Winter can get odd here on the Plains. Right now we have no snow, temperatures in the 40′s (it is still January!) and tonight, fog that would make London envious. I’m sure there’s a perfectly plausible meteorological reason for it but that doesn’t matter to me. For a photographer fog is a great light modifier that gives lots of opportunities for cool effects. It also attenuates the lights on the ground that make clouds light up, so a foggy night gets really dark! And with long exposures you really don’t know what the final image will be until you finish it.
Here’s a pavilion in a local park with the lights on inside. I like how the long exposure brought out the blue in the sky and how the fog scattered the light around the building. The foreground is being lit by a streetlight that was behind me.
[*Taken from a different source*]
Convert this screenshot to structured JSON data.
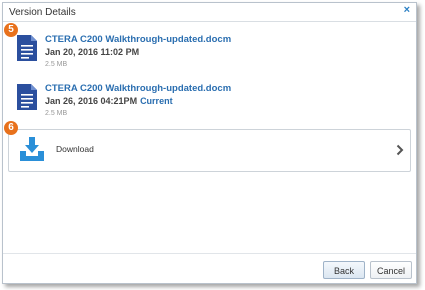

Here I wanted the wet road to reflect and create a leading line to the foggy lights. I increased the structure of the road and decreased the contrast around the lights in order to enhance the sense of walking into the fog and losing details of your surroundings. The sodium vapor lamps in the street lights made everything in the image a reddish-orange color so I converted it to B&W to avoid that distraction.
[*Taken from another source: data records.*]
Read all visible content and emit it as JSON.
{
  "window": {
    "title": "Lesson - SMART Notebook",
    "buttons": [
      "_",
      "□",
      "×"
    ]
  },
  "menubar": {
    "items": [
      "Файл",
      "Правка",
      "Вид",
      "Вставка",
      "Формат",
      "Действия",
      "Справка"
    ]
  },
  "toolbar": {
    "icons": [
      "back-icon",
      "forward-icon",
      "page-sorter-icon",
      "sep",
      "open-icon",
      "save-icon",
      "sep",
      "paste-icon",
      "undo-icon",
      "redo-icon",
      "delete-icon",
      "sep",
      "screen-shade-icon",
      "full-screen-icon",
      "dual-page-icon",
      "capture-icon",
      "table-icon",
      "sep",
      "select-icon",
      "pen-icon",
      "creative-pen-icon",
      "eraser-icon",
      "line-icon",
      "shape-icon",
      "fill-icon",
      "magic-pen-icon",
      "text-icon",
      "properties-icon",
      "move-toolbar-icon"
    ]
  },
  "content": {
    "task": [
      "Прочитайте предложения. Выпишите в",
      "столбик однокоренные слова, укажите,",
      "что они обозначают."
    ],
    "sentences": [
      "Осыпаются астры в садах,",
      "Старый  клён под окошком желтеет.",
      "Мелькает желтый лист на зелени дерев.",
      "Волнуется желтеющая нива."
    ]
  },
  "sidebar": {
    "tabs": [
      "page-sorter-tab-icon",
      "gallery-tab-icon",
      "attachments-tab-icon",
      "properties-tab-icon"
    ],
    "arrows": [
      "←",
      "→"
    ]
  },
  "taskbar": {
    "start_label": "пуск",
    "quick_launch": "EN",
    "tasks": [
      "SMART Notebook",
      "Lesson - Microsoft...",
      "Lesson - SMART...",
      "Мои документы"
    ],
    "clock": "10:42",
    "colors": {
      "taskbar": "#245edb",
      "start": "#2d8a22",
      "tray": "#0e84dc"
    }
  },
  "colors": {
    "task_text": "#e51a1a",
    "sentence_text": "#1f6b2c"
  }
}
This is my favorite. Driving through the intersection I noticed the stop lights were beaming out into the fog like spotlights. We don’t notice the fresnel lenses in stoplights but they are there in order to let the light project in a narrower beam; the lens shows up as concentric circles in the stoplight glass. In the fog this spotlight beam effect is visible. During one long exposure I was able to capture the light cycling through all three colors as well as a passing car behind.
All lighting presents an opportunity to learn how your camera ‘sees’ so don’t pass up any interesting versions that come your way.